Disadvantages of the Decision Tree

  • The decision trees may consist of lots of layers, which can make it complex.

  • The decision trees are prone to overfitting. If allowed to grow with no check on its complexity, a tree will keep splitting till it has correctly classified (or rather, mugged up) all the data points in the training set.

  • Decision trees tend to be very unstable, which is an implication of overfitting. A few changes in the data can change a tree considerably.

  • For more class labels, the computational complexity of the decision tree may increase.

  • Can create biased learned trees if some classes dominate.

  • Need to be careful with parameter tuning.

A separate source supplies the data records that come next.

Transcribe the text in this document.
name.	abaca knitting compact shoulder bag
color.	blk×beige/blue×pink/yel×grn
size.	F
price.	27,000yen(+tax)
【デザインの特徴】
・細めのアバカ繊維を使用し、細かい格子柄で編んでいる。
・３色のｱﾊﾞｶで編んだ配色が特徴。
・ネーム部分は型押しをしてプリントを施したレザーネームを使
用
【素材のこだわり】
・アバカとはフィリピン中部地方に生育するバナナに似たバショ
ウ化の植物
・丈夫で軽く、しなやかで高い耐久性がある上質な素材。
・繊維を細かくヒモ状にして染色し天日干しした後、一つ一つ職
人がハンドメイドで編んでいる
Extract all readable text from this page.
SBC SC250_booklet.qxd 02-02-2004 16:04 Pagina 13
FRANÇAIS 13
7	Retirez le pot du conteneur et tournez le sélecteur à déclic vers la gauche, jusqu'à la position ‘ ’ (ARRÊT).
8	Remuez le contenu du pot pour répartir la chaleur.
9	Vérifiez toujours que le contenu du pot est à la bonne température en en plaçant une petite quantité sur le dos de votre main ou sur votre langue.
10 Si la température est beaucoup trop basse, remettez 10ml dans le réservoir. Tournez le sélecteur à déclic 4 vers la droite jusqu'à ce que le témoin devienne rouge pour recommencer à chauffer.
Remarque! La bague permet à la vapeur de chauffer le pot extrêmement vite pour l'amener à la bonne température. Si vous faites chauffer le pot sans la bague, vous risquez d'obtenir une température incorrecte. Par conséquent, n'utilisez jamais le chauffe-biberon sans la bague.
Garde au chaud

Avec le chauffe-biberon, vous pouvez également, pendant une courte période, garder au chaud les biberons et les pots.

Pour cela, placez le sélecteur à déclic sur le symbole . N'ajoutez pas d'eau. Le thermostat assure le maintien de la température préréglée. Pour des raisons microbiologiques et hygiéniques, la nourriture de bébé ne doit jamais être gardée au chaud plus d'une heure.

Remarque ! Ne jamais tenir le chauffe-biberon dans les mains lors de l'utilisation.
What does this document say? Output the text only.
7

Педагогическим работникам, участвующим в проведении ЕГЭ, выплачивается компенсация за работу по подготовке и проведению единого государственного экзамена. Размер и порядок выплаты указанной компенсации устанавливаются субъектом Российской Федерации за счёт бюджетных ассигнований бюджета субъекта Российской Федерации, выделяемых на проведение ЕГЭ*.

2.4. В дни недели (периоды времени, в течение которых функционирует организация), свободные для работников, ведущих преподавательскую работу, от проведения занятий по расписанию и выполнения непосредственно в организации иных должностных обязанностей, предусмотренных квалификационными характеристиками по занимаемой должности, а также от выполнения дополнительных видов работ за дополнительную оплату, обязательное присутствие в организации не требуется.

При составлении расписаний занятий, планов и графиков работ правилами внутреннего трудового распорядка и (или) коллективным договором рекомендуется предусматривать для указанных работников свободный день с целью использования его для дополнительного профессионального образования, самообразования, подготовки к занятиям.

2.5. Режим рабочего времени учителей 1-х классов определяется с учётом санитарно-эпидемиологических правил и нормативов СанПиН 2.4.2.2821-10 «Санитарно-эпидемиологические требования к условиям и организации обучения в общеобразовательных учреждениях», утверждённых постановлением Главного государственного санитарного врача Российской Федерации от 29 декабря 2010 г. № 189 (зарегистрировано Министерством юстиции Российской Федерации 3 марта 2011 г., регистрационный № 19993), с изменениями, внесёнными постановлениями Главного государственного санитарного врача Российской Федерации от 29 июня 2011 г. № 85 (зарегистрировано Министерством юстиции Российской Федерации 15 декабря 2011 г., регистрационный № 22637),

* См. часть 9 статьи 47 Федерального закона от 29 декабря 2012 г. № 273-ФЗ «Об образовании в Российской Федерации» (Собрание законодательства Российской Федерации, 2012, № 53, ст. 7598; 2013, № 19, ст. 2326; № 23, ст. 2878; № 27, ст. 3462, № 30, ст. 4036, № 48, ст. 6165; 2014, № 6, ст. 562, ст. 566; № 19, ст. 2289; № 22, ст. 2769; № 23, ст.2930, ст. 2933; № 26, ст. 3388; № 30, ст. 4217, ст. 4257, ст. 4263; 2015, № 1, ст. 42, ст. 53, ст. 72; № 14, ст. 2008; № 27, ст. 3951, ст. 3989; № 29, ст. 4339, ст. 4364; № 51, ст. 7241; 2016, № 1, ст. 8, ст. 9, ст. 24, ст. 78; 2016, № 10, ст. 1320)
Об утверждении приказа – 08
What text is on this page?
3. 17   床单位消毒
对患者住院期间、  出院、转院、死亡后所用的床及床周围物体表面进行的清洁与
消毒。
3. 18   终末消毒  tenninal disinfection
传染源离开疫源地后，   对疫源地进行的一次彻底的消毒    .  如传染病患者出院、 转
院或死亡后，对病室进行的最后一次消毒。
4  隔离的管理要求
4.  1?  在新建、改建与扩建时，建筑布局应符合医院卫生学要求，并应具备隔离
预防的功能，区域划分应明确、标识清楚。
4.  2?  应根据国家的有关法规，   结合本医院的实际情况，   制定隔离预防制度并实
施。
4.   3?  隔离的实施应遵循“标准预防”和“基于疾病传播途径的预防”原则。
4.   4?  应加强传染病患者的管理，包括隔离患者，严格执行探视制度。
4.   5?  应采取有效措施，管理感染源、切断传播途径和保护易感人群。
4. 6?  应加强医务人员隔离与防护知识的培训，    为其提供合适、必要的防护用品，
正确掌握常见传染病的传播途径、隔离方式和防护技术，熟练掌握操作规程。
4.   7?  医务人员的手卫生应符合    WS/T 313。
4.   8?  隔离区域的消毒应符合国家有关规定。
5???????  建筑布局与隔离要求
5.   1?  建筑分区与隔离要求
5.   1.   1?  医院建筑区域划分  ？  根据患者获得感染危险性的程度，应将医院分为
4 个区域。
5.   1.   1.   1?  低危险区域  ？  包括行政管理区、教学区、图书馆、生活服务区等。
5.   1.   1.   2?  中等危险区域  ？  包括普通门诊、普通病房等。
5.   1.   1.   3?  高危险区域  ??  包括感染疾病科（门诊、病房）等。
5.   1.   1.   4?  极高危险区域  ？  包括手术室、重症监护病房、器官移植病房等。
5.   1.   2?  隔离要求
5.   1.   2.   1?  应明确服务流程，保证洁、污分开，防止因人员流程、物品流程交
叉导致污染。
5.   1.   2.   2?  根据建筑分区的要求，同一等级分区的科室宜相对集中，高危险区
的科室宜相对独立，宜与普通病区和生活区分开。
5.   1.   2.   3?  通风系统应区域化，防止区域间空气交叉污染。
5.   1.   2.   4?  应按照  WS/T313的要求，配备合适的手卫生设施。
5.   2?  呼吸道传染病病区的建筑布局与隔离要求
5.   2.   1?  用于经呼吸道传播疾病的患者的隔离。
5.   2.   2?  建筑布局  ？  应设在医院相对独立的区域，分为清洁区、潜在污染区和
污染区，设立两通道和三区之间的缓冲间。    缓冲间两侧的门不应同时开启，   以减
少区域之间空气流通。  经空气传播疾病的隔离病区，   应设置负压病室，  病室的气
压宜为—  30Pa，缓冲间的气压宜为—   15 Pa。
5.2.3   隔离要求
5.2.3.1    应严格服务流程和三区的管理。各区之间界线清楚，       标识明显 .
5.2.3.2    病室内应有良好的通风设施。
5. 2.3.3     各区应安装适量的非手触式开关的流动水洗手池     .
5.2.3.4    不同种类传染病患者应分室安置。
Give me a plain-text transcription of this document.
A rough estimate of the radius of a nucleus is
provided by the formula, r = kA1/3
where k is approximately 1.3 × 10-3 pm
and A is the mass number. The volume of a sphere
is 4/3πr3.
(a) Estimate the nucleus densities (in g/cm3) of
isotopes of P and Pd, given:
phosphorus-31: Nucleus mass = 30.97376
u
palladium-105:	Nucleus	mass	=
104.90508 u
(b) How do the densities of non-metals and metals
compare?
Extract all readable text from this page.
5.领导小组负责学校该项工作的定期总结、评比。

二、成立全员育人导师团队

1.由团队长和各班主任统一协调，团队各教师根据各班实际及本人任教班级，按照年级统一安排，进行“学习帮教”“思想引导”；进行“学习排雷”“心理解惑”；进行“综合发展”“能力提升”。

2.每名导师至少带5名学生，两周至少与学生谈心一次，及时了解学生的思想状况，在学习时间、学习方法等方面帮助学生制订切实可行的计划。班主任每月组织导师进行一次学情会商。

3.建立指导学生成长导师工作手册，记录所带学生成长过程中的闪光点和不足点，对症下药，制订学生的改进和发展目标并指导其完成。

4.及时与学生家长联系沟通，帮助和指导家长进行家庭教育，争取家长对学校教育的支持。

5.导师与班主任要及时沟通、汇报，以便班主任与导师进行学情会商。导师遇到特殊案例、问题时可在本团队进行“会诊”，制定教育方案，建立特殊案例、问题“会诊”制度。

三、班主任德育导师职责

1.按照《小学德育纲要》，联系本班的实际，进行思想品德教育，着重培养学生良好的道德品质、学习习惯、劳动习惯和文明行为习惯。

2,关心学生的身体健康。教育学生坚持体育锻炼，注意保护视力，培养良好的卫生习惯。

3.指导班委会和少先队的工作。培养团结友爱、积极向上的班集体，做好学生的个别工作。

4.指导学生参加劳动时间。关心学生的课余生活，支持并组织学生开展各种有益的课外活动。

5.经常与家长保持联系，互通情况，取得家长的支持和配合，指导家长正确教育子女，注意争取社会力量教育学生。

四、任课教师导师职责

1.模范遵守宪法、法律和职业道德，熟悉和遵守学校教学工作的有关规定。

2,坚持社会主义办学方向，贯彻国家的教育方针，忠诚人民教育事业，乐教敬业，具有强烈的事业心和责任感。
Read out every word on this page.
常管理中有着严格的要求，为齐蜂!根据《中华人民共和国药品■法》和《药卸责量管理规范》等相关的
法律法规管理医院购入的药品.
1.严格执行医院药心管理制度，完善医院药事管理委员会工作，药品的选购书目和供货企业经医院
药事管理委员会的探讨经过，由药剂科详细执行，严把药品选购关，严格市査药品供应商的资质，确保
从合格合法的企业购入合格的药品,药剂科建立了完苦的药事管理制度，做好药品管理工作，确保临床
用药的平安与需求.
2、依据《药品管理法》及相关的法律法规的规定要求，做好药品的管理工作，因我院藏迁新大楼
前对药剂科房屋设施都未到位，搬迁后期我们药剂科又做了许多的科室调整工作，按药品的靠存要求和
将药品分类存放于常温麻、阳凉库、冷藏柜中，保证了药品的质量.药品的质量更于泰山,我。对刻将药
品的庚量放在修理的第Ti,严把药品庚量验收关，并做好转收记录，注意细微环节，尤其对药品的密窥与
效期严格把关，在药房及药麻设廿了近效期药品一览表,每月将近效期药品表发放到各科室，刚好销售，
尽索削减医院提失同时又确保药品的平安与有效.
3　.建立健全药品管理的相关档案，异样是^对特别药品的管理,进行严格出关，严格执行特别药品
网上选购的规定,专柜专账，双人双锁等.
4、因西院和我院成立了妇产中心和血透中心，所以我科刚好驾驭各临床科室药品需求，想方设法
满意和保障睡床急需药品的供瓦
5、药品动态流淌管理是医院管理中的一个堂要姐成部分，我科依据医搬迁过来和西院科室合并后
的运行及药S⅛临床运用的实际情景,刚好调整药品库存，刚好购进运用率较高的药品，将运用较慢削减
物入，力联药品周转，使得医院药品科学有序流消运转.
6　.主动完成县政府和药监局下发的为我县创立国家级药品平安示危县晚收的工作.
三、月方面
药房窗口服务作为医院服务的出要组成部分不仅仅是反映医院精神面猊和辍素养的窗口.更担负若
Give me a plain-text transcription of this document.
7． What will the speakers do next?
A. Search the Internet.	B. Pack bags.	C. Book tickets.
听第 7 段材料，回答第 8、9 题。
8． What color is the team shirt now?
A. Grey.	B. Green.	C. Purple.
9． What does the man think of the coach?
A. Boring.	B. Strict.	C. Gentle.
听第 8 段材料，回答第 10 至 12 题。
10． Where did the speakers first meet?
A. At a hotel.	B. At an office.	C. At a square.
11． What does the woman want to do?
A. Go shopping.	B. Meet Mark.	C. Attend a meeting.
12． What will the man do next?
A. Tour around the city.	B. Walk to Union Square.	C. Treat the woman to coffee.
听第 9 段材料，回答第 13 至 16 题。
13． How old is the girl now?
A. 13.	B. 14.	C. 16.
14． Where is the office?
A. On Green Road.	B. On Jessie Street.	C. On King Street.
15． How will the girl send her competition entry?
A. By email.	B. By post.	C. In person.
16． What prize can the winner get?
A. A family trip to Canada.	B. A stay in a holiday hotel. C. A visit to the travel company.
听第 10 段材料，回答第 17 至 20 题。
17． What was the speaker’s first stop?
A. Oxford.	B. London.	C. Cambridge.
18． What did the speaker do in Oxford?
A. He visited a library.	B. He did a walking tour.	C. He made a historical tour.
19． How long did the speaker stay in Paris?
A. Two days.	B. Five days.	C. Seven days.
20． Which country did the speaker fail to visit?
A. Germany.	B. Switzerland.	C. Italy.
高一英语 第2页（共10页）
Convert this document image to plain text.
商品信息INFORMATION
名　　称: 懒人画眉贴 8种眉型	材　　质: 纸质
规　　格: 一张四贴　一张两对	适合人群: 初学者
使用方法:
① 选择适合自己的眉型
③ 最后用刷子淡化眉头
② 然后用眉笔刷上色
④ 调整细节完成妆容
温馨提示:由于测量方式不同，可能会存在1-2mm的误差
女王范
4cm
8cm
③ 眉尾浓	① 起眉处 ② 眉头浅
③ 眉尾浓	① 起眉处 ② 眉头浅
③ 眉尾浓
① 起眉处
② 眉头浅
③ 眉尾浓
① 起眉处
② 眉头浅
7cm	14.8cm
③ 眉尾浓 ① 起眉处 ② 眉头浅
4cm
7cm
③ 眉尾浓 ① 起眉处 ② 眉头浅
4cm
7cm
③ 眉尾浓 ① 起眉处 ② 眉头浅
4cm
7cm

How to avoid overfitting the Decision Tree model



Overfitting is one of the major problem for every model in machine learning. If model is overfitted it will generalize poorly with new samples.


There are two broad strategies to control overfitting in decision trees: truncation and pruning.

  1. Truncation - also known as pre-pruning. Here we consciously stop the tree while it is still growing so that it may not end up with too many leaves containing very few data points. One approach to decide when to stop building the tree is to define threshold homogeneity. If the homogeneity after splitting is less than the defined threshold, then you should stop further split. Besides, you can also limit the depth of the tree or set the minimum size of the partition after the split to contain the growth of the tree.

  2. Pruning - Let the tree grow to any complexity. Then, cut the branches of the tree in a bottom-up fashion, starting from the leaves. This results in a decrease in tree complexity and also helps in reducing overfitting. You check the performance (measured as accuracy) of the pruned tree, and if it is higher than the accuracy of the original tree, then you keep that branch chopped.